In an era of individual mental health crises being more prominent across a variety of health practice settings, it is necessary to emphasise the importance of assessing and caring for such people. Perhaps the most difficult aspect of health care practice with distressed and disturbed people, is that they mainly access the health care system at the very point of their distress. With an informed knowledge base of background, treatment and safety issues, including appropriate follow up and after care, this book has a place. It is primarily about the assessment and management of people who are in severe mental distress, whether or not their predicament is capable of formal psychiatric classification. It is written from the perspective of the discipline of psychology, with more than thirty contributors that make up of nineteen chapters divided into four parts. Part I is entitled, Foundations; Part II, The Evaluation and Management of Life Threatening Behavior; Part III, Risk Management in Psychological Emergencies; Part IV, Emergency Related Crisis Interventions; Part V, Medical Conditions Presenting as Psychological Crisis, and Part VI, The Impact of Emergency Service on the Clinician.

Novice clinicians looking for instant solutions and explanations regarding the management of people they see in mental distress, this book may turn out to be a disappointment. While there are many fine and carefully crafted insights and comprehensive reviews of literature, the material presented in this work has a scholarly rather easy reading format. To make the work easier to read, the references to the sources of material could have been placed at the end of each chapter and not, as is often the case, alongside the sentence to which they refer. Nevertheless, the present format will encourage new graduates to discuss with their mentors selective aspects of emergency mental health interventions.

Experienced clinicians on the other hand, are likely to feel that this book will add considerable value to their practice style. The Emergency Interview (chapter 3) and Risk Management with the Violent Patient (chapter 10) stand out as being thoughtfully written with regard to providing sample ideas for interventions and policies and protocols for agencies to adopt as well.
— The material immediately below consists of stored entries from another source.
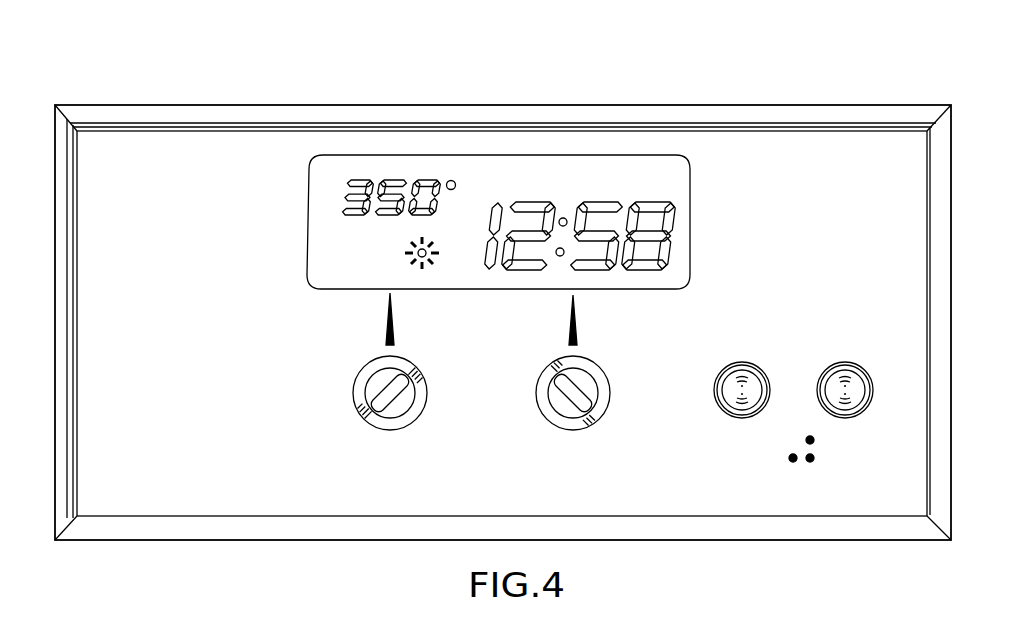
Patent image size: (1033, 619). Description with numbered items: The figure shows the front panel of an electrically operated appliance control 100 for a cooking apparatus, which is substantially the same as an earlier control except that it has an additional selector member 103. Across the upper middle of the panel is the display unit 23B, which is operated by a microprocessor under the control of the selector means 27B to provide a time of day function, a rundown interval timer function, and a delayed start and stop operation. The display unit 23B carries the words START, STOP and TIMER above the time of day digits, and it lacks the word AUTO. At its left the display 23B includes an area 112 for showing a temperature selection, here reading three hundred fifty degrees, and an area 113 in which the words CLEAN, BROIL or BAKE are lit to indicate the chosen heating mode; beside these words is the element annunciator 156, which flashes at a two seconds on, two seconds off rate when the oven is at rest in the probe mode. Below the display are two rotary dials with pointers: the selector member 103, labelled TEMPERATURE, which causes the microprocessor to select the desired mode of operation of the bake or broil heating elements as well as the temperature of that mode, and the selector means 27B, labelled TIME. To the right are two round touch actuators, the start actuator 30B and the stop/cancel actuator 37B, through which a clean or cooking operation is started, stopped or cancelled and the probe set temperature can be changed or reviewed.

The control 100 is at (503, 278).
The display unit 23B is at (692, 203).
The area for displaying a temperature selection 112 is at (404, 169).
The area for lighting up the words CLEAN, BROIL or BAKE 113 is at (331, 265).
The element annunciator 156 is at (428, 259).
The selector member 103 is at (370, 393).
The selector means 27B is at (608, 384).
The start actuator 30B is at (746, 371).
The stop/cancel actuator 37B is at (845, 371).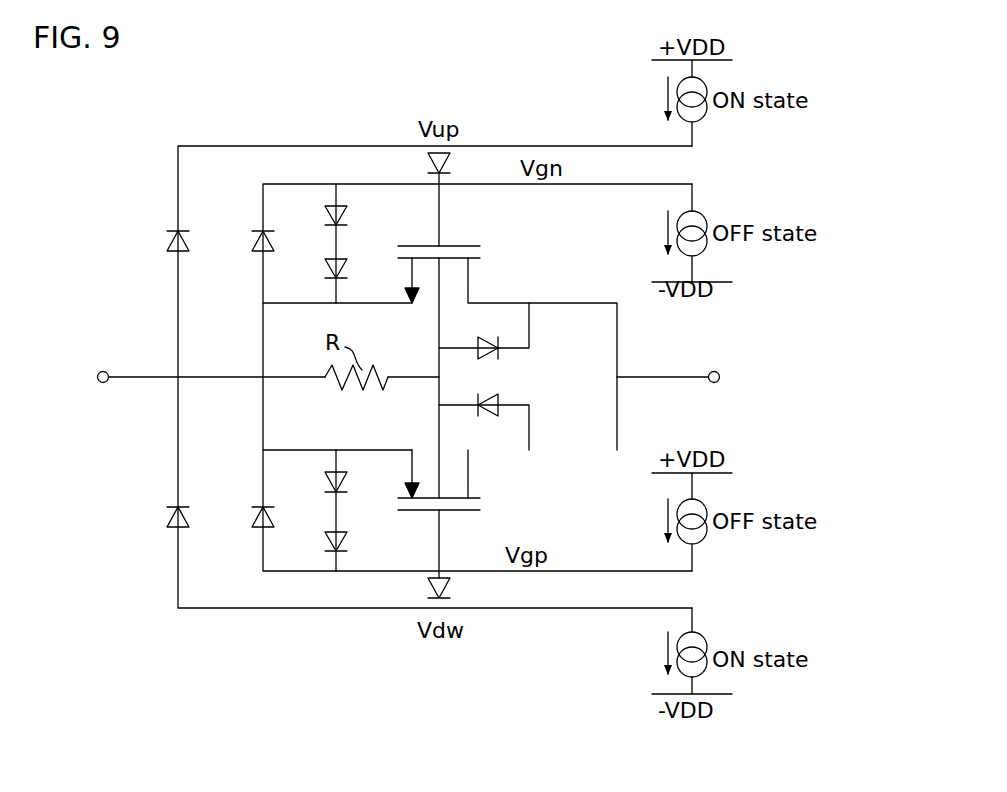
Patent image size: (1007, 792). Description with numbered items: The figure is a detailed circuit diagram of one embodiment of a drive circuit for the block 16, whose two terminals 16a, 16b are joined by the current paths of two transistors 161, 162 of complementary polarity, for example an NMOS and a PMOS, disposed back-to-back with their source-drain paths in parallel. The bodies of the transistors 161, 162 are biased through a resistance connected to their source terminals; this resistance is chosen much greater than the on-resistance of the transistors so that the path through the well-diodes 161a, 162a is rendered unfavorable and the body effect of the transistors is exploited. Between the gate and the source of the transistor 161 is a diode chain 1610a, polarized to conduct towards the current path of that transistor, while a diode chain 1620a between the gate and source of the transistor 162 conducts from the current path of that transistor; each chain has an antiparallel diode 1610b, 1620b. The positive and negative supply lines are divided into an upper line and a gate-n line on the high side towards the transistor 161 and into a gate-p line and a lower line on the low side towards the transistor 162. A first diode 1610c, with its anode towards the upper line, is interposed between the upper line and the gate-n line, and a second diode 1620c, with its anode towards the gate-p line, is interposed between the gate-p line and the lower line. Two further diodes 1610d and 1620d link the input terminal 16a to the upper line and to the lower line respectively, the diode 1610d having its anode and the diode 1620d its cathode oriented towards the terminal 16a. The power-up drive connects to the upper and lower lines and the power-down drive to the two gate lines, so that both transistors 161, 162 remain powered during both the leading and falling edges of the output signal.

The block 16 is at (243, 108).
The input terminal 16a is at (104, 368).
The terminal 16b is at (723, 369).
The transistor 161 is at (480, 242).
The transistor 162 is at (472, 516).
The well-diode 161a is at (500, 358).
The well-diode 162a is at (500, 401).
The diode chain 1610a is at (351, 246).
The diode 1610b is at (252, 230).
The first diode 1610c is at (451, 164).
The diode 1610d is at (167, 229).
The diode chain 1620a is at (357, 512).
The diode 1620b is at (252, 528).
The second diode 1620c is at (452, 596).
The diode 1620d is at (163, 524).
It is, however, disappointing to see that nurses and nursing are largely absent from both the author list and sections contained within the work. A nursing voice could have strengthened this book by helping health care professionals identify their own prejudices and biases when working with people in mental distress, and what is suggested and inferred by them. Linkages between this and clinical situations are important as such perceptions will influence how a person is assessed and inevitably treated. By asking what are our own feelings towards people in mental distress? Do we fear or dislike them? Do they unsettle us? And if so, to what degree do we encourage and allow clients and their families to make decisions regarding the assessment and planning their care needs? Sensitivity in the way we ask our questions can be an opportunity for the development of a trusting and effective therapeutic relationship.

Nevertheless, this book can be regarded as an important reference for those working in mental health crisis intervention and generalist emergency health care settings.